Ross spent the first decade of his life on the station at Mutooroo. He
had a bush upbringing surrounded by hard work and the hard men his
father employed. Horses played a prominent role in his childhood; Ross
learned to ride as a young boy, developing a great affection for the animals
and becoming skilled at handling them. With his brothers, he spent entire
days in the saddle, ranging far from the homestead and returning with
the kangaroos and rabbits they had shot.
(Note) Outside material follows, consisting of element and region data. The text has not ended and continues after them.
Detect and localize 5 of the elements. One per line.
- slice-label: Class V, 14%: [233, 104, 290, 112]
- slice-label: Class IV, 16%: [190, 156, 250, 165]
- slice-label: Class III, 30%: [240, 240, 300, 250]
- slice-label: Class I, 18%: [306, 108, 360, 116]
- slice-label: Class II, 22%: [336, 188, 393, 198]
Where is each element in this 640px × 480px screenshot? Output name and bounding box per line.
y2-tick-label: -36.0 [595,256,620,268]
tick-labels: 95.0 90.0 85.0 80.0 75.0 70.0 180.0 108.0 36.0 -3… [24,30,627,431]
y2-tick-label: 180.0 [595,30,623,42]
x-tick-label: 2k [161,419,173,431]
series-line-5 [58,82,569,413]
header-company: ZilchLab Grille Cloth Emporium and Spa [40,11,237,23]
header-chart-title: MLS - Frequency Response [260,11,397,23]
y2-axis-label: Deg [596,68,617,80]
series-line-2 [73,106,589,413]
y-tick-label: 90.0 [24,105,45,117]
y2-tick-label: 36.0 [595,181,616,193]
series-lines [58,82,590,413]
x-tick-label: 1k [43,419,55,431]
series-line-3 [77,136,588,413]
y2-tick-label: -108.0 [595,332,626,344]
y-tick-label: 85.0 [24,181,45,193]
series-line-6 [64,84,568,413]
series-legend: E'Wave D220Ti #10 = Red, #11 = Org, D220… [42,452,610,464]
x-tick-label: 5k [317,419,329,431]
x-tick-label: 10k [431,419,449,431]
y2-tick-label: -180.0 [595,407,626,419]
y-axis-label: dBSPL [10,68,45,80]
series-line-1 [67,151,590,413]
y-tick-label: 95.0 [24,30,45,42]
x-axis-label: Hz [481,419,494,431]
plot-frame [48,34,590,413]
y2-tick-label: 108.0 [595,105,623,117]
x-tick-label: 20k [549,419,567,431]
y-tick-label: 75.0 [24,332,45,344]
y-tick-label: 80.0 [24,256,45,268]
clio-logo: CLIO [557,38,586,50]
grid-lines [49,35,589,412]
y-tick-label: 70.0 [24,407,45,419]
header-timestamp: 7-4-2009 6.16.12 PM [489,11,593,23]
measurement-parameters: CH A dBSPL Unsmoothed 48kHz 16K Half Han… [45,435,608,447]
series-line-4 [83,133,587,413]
It was a toss-up as to who had
the better eye. By their father’s assessment, Colin may have been the best
marksman, but Ross and Keith were still ‘jolly good shots’. This upbringing
instilled in Ross a sense of independence, resourcefulness and initiative. ‘He
was always a determined boy,’ recalled his father. ‘When he made up his
mind to do a thing, he invariably succeeded.’17
Despite their isolation, Andrew and Jessie ensured that Ross and his
brothers had an education. The boys learned to read and write on the station
under the tutelage of Mutooroo’s bookkeeper and in 1902, shortly after
Ross’s ninth birthday, he and Keith started school in Adelaide as boarders.
For their sons, Jessie and Andrew chose the Queen’s School, a privately
run preparatory school situated among North Adelaide’s ‘gracious houses,
macadamised streets and attractive squares and parklands’.18 For young
Ross, it would have been difficult to imagine a setting more different from
the dusty, desolate plains on which he had spent his first decade.